Where Atkins uses vintage 60s country as a stepping-off point, Janet LaBelle uses vintage 60s soul. Her most recent release, Moon Songs, is also up at her bandcamp. As with Atkins, it’s full of neat, unexpected flourishes. For instance, the opening track, The Moon is Ours shifts without warning from a pretty, jangly country vibe to a Do the Locomotion groove. Somehow they get a nice, full sound from just vocals, acoustic and electric guitar and a little percussion. The ridiculously catchy highway rock anthem Not Tonight is the best song here: as she does throughout the album, LaBelle’s full-throttle wail evokes Patricia Vonne with a little less angst: “I will get it right on the second try,” she insists.

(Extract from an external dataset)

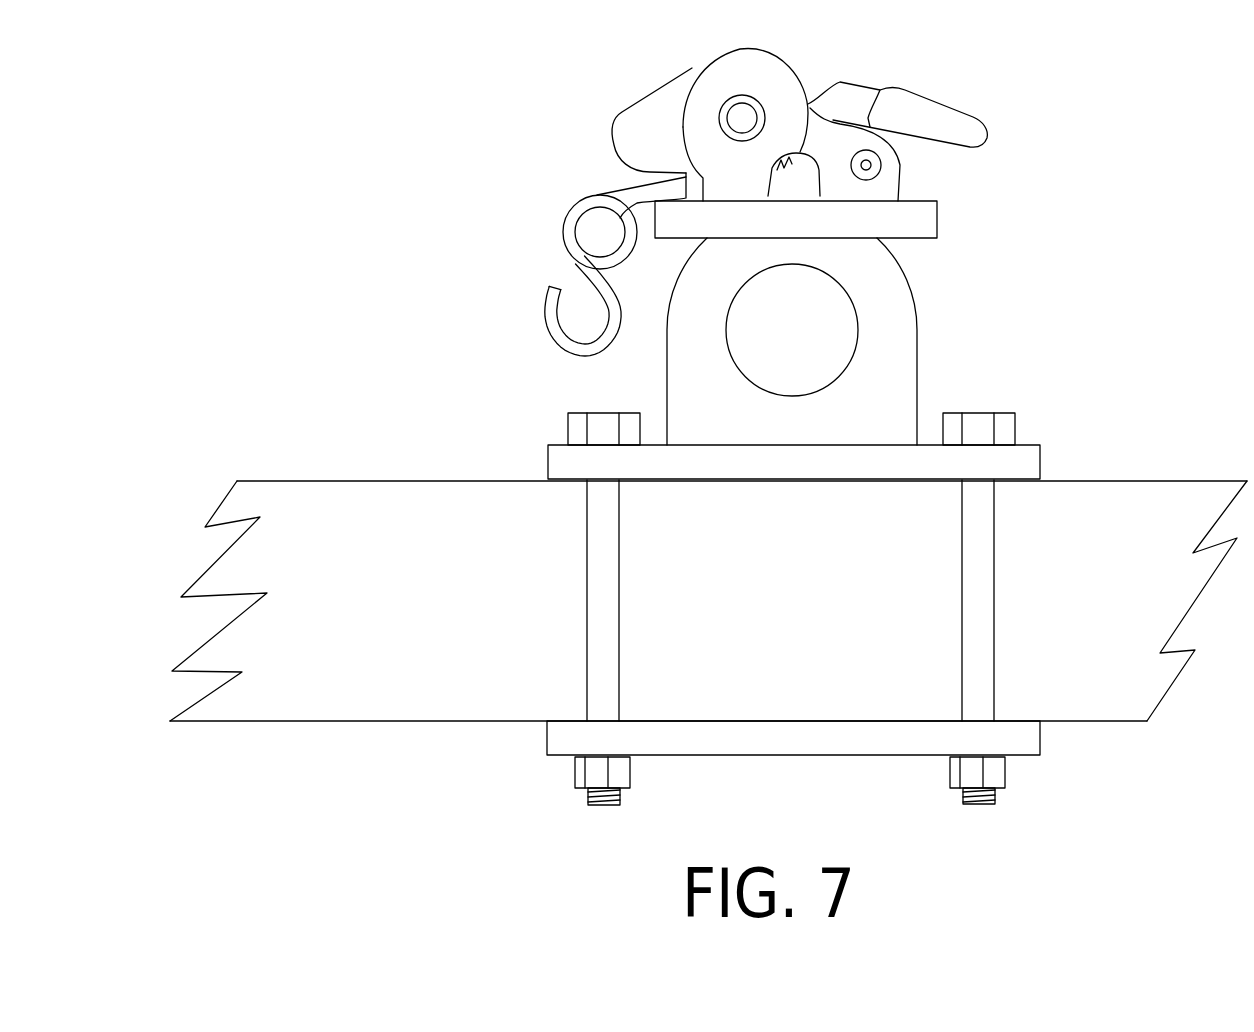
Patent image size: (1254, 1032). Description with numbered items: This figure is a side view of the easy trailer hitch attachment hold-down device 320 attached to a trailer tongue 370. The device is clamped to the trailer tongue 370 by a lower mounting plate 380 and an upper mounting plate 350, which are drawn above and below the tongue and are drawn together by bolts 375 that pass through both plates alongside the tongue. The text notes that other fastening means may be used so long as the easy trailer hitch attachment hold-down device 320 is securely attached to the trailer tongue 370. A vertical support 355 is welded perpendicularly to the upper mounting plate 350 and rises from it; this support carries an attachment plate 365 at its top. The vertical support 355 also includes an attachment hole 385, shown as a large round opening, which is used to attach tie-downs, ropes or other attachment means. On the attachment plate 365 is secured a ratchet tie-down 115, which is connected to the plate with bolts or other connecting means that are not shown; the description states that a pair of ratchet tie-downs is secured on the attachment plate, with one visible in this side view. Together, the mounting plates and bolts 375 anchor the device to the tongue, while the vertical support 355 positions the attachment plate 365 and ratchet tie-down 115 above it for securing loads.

The rest of the album is oldschool soul, for the most part, anyway. Apologies, a big, Aretha-style ballad swoops down into trip-hop on the chorus, while the big soul/gospel anthem Without You, a showcase for LaBelle’s lower register, also hits a trip-hop groove once the chorus kicks in. The last song is happy, catchy 60s Memphis pop done simply and elegantly with just acoustic guitars and vocals.